Samstag, 11. September 2010

probleme mit restavek-zelten

Liebe FreundInnen Haitis,

es ist kaum zu glauben, was alles schief gehen kann. Da haben wir Ende August irgendwann eine Mail von Schwester Marthe erhalten, dass die 20 bis dahin komplett obdachlosen Restavekgruppen jetzt endlich dank uns eine perfekte Unterkunft hätten - und haben uns gefreut. In der Nachbarschaft würden sie sehr um die großen und viel stabileren Zelte beneidet. Der erste Eindruck sei immer, dass dort eine Notklinik aufgemacht werde. Auch bei meinen ersten Begegnungen mit einigen Monitoren, die diese Gruppen betreuen, erhielt ich diese Auskunft. Als ich aber in den vergangenen Tagen immer dann, wenn ich dafür Zeit hatte, mal ein solches Zelt besuchte, traute ich meinen Augen kaum: Wände, Planen und Böden passten meines Erachtens nach überhaupt nicht zueinander. Zwischen den Wänden und der Verankerung am Boden klaffte eine Lücke von mindestens 30 Zentimetern. Dennoch waren die Kinder selig. Sie könnten nun im Trockenen schlafen, erhielten Unterricht im Schatten und hätten einen Platz für sich, zählten sie bei meinem Besuch die Vorteile auf. Die süßeste Antwort auf meine Frage, wie denn die neuen Zelten seien, kam aber von einem kleinen Buben: "Das Zelt ist super, es riecht so schön neu!"

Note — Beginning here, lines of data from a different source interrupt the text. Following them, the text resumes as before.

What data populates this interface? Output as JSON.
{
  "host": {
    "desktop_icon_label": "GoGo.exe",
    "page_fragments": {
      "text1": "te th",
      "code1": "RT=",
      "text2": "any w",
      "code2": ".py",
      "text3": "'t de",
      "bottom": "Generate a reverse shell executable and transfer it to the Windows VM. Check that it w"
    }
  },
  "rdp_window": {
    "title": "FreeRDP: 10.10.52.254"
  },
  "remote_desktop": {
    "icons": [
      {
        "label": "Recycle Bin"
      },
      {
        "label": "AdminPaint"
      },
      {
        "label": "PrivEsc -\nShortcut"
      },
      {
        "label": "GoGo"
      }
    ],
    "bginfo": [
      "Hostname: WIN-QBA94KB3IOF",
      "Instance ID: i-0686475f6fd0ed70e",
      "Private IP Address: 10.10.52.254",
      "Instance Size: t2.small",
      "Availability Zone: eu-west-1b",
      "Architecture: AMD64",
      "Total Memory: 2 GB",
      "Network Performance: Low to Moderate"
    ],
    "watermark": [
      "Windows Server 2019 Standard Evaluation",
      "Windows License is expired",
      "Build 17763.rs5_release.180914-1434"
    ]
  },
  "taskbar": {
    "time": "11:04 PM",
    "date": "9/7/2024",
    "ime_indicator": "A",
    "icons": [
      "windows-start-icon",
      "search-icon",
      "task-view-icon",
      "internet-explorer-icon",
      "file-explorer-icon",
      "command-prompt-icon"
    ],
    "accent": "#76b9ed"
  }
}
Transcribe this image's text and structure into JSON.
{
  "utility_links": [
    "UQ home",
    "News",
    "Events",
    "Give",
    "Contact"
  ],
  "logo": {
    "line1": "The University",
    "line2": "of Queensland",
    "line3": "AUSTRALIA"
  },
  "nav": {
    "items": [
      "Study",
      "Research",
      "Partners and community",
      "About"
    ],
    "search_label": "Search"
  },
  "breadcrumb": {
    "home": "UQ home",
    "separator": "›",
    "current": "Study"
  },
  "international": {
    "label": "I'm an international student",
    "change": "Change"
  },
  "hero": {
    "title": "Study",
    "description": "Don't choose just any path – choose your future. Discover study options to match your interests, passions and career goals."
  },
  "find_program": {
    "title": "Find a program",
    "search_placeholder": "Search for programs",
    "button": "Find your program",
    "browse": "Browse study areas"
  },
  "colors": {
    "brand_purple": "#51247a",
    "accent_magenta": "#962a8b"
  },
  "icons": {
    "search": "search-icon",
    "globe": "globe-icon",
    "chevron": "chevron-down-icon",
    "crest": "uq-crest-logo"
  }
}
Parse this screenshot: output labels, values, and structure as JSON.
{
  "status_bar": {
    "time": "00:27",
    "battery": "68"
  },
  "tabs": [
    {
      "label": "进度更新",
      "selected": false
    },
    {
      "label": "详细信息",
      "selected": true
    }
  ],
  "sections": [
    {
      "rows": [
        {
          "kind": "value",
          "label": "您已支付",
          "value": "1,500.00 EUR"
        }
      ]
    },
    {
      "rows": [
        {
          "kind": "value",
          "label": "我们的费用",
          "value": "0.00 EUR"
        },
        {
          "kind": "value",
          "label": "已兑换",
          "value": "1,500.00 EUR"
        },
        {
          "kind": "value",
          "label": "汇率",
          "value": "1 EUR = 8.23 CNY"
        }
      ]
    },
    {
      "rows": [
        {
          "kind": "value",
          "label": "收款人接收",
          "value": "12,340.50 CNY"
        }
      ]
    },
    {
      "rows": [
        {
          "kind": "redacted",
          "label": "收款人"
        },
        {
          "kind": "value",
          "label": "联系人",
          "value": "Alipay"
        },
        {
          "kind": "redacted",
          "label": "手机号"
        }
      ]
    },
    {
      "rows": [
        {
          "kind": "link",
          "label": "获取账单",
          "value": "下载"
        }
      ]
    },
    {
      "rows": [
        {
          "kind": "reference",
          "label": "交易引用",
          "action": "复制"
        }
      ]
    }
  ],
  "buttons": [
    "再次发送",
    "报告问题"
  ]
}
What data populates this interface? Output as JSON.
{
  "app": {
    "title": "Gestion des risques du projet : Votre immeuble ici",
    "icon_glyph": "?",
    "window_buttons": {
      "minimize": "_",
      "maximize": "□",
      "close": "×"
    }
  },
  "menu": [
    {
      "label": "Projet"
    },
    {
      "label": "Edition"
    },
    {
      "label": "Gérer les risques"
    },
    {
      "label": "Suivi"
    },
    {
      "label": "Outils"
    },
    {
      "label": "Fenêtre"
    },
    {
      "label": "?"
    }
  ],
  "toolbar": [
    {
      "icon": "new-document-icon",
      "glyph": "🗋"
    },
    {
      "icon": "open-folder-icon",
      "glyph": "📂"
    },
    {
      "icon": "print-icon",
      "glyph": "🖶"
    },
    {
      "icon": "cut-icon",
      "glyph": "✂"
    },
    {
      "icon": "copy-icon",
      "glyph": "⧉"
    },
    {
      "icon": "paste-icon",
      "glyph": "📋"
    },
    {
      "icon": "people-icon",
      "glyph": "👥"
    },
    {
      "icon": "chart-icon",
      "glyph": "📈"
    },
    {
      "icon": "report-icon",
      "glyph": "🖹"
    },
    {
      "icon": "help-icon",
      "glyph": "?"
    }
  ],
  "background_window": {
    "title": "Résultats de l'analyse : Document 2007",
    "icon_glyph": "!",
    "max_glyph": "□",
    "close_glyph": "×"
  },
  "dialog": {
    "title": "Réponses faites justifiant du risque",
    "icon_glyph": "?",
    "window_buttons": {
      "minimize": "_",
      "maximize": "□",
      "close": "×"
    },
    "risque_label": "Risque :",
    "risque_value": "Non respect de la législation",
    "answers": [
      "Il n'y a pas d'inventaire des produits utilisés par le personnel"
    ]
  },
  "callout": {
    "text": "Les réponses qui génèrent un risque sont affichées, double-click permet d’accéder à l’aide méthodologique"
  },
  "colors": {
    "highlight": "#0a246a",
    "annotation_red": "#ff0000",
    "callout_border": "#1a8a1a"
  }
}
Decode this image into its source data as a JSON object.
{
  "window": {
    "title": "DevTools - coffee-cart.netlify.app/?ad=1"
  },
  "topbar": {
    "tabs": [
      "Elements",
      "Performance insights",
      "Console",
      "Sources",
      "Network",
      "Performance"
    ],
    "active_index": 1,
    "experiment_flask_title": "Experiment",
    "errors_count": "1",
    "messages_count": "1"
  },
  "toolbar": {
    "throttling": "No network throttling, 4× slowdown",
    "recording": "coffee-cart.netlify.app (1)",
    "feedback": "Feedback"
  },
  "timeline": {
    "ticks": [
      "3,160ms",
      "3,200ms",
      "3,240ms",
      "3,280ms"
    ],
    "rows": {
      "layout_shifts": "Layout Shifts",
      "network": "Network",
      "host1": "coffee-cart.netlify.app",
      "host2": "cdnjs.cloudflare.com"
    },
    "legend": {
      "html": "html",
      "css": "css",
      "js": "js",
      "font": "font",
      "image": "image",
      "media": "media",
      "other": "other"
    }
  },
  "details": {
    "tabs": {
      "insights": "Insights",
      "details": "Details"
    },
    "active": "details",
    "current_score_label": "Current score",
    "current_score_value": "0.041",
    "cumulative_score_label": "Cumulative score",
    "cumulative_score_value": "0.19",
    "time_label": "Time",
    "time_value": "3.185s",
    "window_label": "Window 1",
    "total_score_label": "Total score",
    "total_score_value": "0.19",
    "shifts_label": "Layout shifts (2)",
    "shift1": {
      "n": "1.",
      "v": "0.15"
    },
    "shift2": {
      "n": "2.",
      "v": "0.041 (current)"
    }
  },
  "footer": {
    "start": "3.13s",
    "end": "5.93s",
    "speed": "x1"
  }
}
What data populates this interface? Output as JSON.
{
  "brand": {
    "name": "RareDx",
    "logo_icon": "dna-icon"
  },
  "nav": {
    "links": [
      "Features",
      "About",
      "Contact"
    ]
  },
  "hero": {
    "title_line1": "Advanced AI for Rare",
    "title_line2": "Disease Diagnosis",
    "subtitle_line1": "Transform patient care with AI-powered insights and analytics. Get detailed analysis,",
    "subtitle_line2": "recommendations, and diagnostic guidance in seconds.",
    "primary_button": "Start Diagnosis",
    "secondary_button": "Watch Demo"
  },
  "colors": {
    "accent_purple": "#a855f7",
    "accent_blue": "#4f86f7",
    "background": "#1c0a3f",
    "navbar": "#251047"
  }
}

Für mich waren diese Vorteile zwar auch offensichtlich, dennoch fand ich den Zustand der Zelte nicht akzeptabel. Zuerst dachte ich, es handelt sich vielleicht genau um jene, bei denen etwas fehlte. Ihr wisst, wir hatten einige Säcke mit Bauteilen zu wenig, dafür andere zuviel geliefert bekommen und den Austausch bereits in die Wege geleitet. Meinen aktuellen Auskünften des amerikanischen Lieferanten zufolge hingen die noch nötigen Teile im Zoll in Santo Domingo fest. Erst als ich das fünfte Zelt in einem solchen bedauerlichen Zustand antraf, nagten schlimmere Zweifel
                                                                                   an mir. Wohl
in der Hoffnung, dass wir nicht einen Fehlkauf getätigt haben, gärte der Verdacht in mir, dass die Gruppen die Zelte falsch aufgebaut hatten. Ich nahm mir einen Tag Zeit, um eines der Zelte, das noch nicht aufgebaut ist, zu inspizieren. Leider war es der heißeste Tag bisher, und das Zelt ist aus gutem Grund noch nicht aufgestellt: Schon die Anlieferung der sieben Säcke dauerte über eine Woche. Der Wohnort dieser Gruppe liegt weit oben auf den Bergen von Port-au-Prince. Taptaps können das Viertel nur bis zu einem bestimmten Punkt erschließen, dann werden die Straßen zu steil und zu eng. Die letzten zwei Kilometer (gefühlte 20!) gingen dann sogar nur noch über schmale Treppen... Obwohl ich gerade die letzten Wochen beruflich viel in den Bergen unterwegs war und mich fit glaubte, dachte ich zeitweise, ich schaffe es nicht bis zu meinem Ziel. Mit hochrotem Kopf war ich kein "blan" - das heißt auf Kreolisch Weißer und zugleich Fremder - mehr, sondern ein "rouge", kurz davor wie ein Wasserkessel aus dem letzten Loch zu pfeifen. Endlich oben angekommen traf ich in der Sackgasse auf dem Dach eines anderen Hauses, dem ich nicht zutraute, mehr als fünf leichtgewichtige Restavek noch zu tragen, auf ein fast vollkommen ungeräumtes Trümmerfeld. Die Monitorfamilie klopft dort eifrig Steine klein, füllt sie in Eimer und trägt sie kilometerweise nach unten, damit auf der am Sanktnimmerleinstag entstehenden Freifläche die neue Unterkunft aufgebaut werden kann.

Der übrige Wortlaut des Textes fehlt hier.